10 cervelli ribelli per lo sport, Autismi & Autistici, News

Una precisazione: “10 Cervelli Ribelli per lo sport” sarà un supporto didattico on line a disposizione di tutti

Abbiamo iniziato a comunicare ieri il nostro progetto “10 Cervelli Ribelli per lo sport” che realizzeremo grazie a  un bando “OSO Ogni Sport Oltre” promosso da Fondazione Vodafone Italia . Siamo sicuramente molto soddisfatti del fatto che ci stiano scrivendo genitori e associazioni da tutta Italia per domandarci come sia possibile partecipare o far partecipare i loro figlioli autistici.

Dobbiamo però chiarire un punto essenziale: noi stiamo realizzando un progetto di comunicazione, non un’attività sportiva. 

Lo vorremmo specificare perché intuiamo che molti hanno letto solo il titolo del nostro primo articolo e magari hanno immaginato che proponessimo una sorta di summer camp dedicato allo sport per gli autistici… Diciamo che il nostro impegno è gettare le basi perchè chi fa questo come sua attività specifica possa essere facilitato nell’inclusione sportiva di ragazzi con neurodiversità.

Il progetto è stato mesi fa da noi proposto al bando OSO Ogni Sport Oltre, mirato ad avvicinare persone con disabilità allo sport,  è stato quindi sottoposto a un comitato di valutazione composto da esperti del settore, giornalisti e professori universitari che tra i 600 progetti presentati da tutta Italia ne hanno indicati 23 per essere  sostenuti. Tra i criteri utilizzati per la scelta sono state valorizzate anche la varietà delle discipline sportive, l’equilibrio delle aree geografiche di intervento e il bilanciamento delle differenti disabilità affrontate, in linea con l’obiettivo di OSO: offrire a tutti la possibilità di praticare sport ed essere semplicemente atleti. (Vedi pagina con elenco dei vincitori) 

L’impegno che siamo presi, e per cui saremo monitorati in ogni passaggio fino al termine del progetto, è di realizzare “un supporto didattico e formativo destinato a qualunque organizzazione sportiva fosse interessata a una corretta inclusione di soggetti neurodiversi nella proprie attività”. Per farlo stiamo già lavorando alla costruzione del materiale didattico che metteremo a disposizione on line.

E’ un lavoro affascinante ma impegnativo, immaginate che per ognuno dei dieci sport che tratteremo e per l’inclusione sportiva in generale dovremo “costruire” un modulo di formazione dedicato, che fornisca strumenti tecnico teorici per includere nelle attività sportive anche soggetti neurodiversi. Questo prevede una seria supervisione scientifica, uno studio grafico, un’attività redazionale, la realizzazione di un kit che sia fruibile ed esaustivo.
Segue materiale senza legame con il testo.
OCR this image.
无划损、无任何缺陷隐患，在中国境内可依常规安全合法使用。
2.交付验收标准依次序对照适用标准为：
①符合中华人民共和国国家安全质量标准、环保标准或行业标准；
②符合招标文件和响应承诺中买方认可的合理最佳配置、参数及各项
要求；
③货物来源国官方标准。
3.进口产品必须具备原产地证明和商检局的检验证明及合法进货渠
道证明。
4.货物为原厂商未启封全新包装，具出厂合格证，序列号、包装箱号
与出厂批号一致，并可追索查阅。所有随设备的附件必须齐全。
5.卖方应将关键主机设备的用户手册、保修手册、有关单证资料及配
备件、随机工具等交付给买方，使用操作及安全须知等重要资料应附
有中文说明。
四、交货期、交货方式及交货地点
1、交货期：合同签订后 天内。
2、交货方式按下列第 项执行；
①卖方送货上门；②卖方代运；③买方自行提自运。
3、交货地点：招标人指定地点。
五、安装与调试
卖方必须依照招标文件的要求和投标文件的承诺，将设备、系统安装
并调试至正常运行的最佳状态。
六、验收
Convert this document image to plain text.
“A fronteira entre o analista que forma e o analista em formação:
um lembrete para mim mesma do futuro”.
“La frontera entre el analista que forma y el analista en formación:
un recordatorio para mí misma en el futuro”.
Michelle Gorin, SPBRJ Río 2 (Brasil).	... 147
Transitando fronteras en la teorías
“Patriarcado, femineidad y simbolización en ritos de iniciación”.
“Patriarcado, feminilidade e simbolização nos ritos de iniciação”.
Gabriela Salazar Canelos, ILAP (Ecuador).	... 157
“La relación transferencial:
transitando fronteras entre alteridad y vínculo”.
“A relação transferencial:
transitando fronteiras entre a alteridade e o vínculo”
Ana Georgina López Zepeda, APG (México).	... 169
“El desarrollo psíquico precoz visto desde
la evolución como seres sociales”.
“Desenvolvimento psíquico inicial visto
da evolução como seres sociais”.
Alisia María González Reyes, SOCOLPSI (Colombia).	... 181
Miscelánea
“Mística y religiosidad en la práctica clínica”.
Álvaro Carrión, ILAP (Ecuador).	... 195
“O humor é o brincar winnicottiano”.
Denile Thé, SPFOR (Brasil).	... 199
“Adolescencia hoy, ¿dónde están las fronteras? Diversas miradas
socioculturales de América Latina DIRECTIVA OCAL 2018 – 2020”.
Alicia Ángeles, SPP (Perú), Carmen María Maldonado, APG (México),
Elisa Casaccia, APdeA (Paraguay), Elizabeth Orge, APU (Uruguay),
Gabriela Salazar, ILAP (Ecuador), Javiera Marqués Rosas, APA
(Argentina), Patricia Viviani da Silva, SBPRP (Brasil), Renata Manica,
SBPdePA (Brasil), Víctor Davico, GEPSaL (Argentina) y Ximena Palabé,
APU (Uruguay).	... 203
La formazione che poi realizzeremo con un “progetto pilota” su Roma, sarà mirata ad allenatori, educatori di scienze motorie, operatori delle diverse discipline sportive già da noi selezionati. Il tutto, come già scritto, sarà corredato con materiali generali di scenario e con materiali ad hoc per le singole occorrenze. Il progetto coinvolgerà inoltre le famiglie dei 10 ragazzi protagonisti di questo primo test che speriamo possa essere in futuro replicabile.

Per fare tutto questo abbiamo già messo al lavoro persone specializzate in ogni settore necessario. Ci avvarremmo della consulenza scientifica di neuropsichiatri dell’Università di Tor Vergata e abbiamo già selezionato gli operatori sportivi e i ragazzi neurodiversi, indicativi delle varie posizioni nello spettro, che si presteranno per comporre l’aula del corso in presenza e si confronteranno con il personale specializzato per gli “esempi sul campo” che riproporremo sotto forma di clip per integrare il corso on line.

Questo solo per chiarire che i fruitori del nostro lavoro saranno potenzialmente tutte le persone interessate all’inclusione sportiva di persone con neurodiversità. Il nostro ambizioso obiettivo è di mettere on line a disposizione di tutti un supporto didattico multidisciplinare sullo sport e la neurodiversità che ancora non esiste, lavoriamo per un passo avanti nel difficile cammino di inclusione dei ragazzi autistici, questo è il nostro lavoro e la nostra vocazione.